Artigo em Inglês | MEDLINE | ID: mdl-34136154

RESUMO

As an essential flavor condiment in Sichuan cuisine, Pixian Douban (PXDB) is usually produced by open fermentation process in strip pools or ceramic vats. In this study, an experiment of PXDB fermentation was conducted for 90 days in a closed system of gradient steady-state temperature field (GSTF). To investigate the characterization of volatile compounds of PXDB in the closed system, the volatiles in three kinds of samples including samples of GSTF (SGT), samples of constant temperature (SCT), and samples of traditional fermentation (STF) were analyzed. The results showed that 75, 67, and 68 volatile compounds were detected in SGT, SCT, and STF, respectively. Compared with the traditional fermentation, the process in the closed system of GSTF was conducive to produce more kinds of esters and alcohols.
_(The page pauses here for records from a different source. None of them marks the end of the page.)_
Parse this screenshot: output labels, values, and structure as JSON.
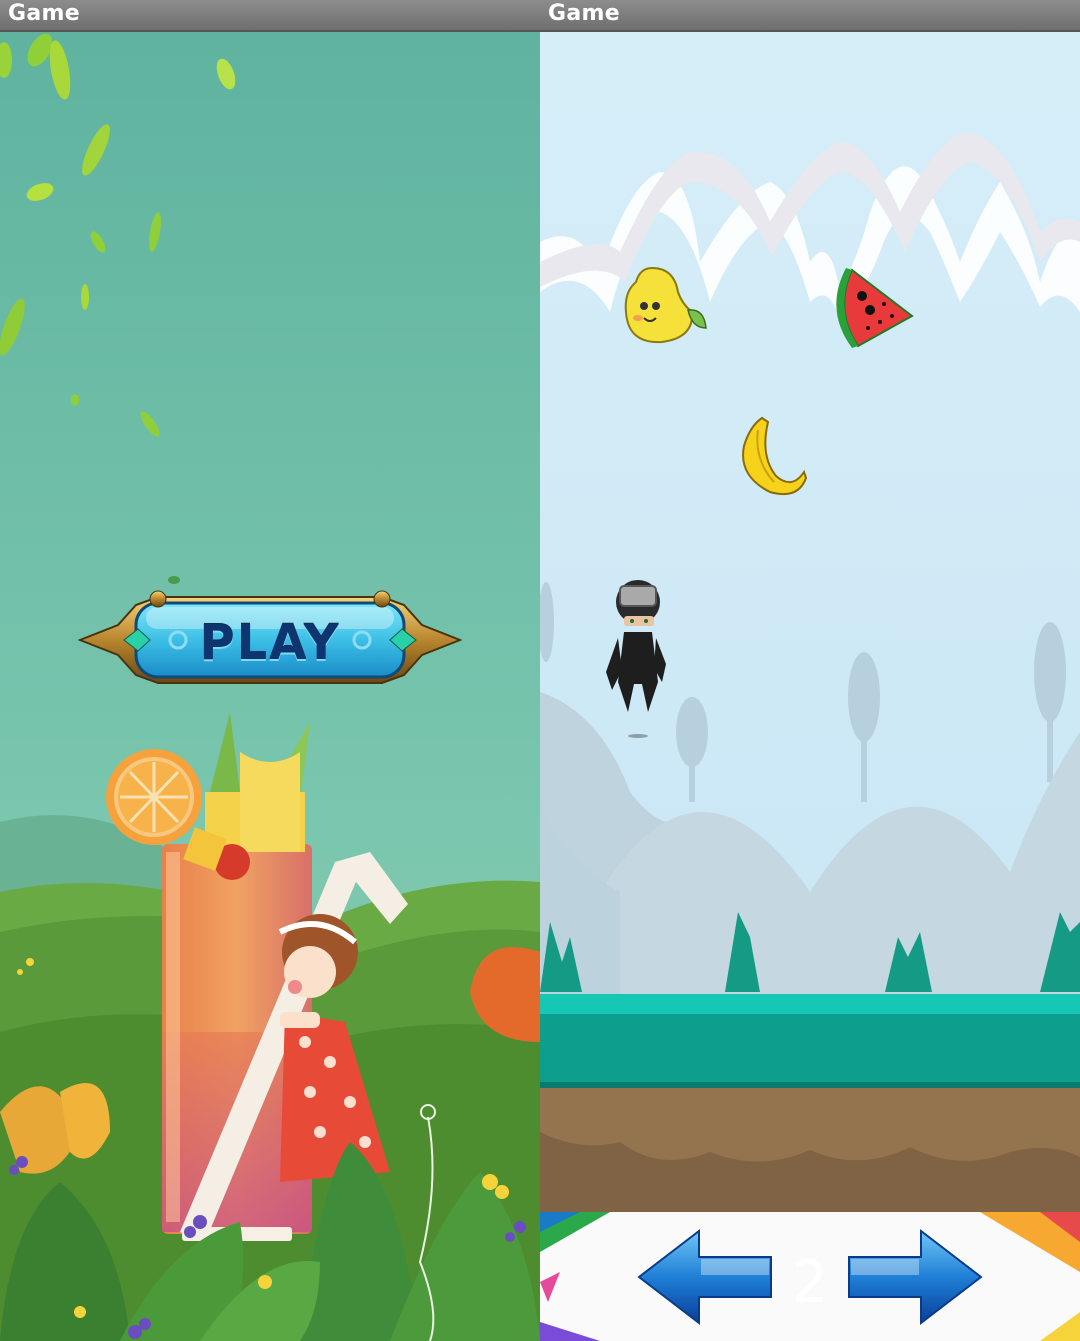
{
  "left_screen": {
    "window_title": "Game",
    "play_label": "PLAY"
  },
  "right_screen": {
    "window_title": "Game",
    "score": "2",
    "fruits": [
      "pear",
      "watermelon",
      "banana"
    ],
    "player": "ninja",
    "controls": [
      "left-arrow",
      "right-arrow"
    ]
  },
  "colors": {
    "title_bar": "#7a7a7a",
    "left_sky": "#6fbfa8",
    "right_sky": "#cfe9f5",
    "ground_grass": "#10a898",
    "ground_dirt": "#94744e",
    "arrow_blue": "#1f7fd6"
  }
}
A total of 22 major aroma active compounds were identified in three samples by combination analyses of gas chromatography-olfactometry (GC-O) and odor activity value (OAV). The appearance, smell, texture, and taste of the three different samples had shown different changes, but the sensory characteristics of the SGT were more similar to those of the STF by quantitative descriptive analysis (QDA) and principal component analysis (PCA). This study indicated that the closed system of GSTF could be applied in PXDB fermentation to obtain higher quality products, which brought a bright prospect of replacing the traditional fermentation process to realize the controllable industrialized production of PXDB.